Organised by the Special Representative of the Secretary-General on Violence Against Children, UNICEF and OHCHR, and supported by the Government of Sweden, the interactive panel discussion on the theme of promoting better data and research to inform child sensitive and effective laws, policies and action highlighted new evidence about children's exposure to physical punishment and psychological aggression.
Panelists included senior representatives of the Governments of Brazil and Sweden, an NGO partner, Plan International, as well as representatives of the joint organizers of the special event.
The event highlighted new evidence about children's exposure to violence in low- and middle-income countries. The preliminary findings of a new UNICEF report on Child Disciplinary Practices at Home reveal that three in four of all children surveyed experience some form of violent discipline, about half experience some form of physical punishment and three in four experience psychological aggression.
“Most violence that is inflicted upon children is committed in the home – and thus tends to be hidden,” said Susan Bissell, UNICEF, Chief of Child Protection. “This report seeks to bring the extent of violent disciplinary practices out of the shadows to promote positive disciplinary practices and participatory forms of child-rearing.”

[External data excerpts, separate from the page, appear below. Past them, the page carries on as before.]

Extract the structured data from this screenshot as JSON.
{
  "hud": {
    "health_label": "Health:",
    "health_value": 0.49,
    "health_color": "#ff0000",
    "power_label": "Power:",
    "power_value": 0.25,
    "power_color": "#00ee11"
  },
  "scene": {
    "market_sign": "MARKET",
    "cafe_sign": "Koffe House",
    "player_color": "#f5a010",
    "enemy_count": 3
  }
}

Existing studies suggest that exposing a child to violent discipline has harmful consequences for the victim as well as the society in which he or she lives. They show that even mild forms of physical discipline are harmful to children, hindering their cognitive capacity and increasing the proclivity for future violent acts. Violent psychological discipline – including ridicule, threats and intimidation – has also been shown to have a range of negative behavioural impacts in childhood and beyond.
The Convention on the Rights of the Child leaves no room for justification of violent or degrading forms of discipline, yet the preliminary findings of the report show a discrepancy exists between attitudes and behaviours. Although physical punishment is widespread, in most countries the majority of primary caregivers do not think there is a need for it. On average only one in four caregivers believe that physical punishment is needed to properly bring up a child.
The report is an important step towards providing evidence, but there remains a need to strengthen data collection and research on violence against children to inform advocacy, national planning, legislation and policy making, including interventions challenging the social acceptance of violence against children.
“A comprehensive, well coordinated and resourced national strategy to address violence against children in all its forms needs to be implemented in all countries and grounded on sound data and analysis,” said Ms. Santos-Pais, Special Representative of the Secretary-General on Violence Against Children.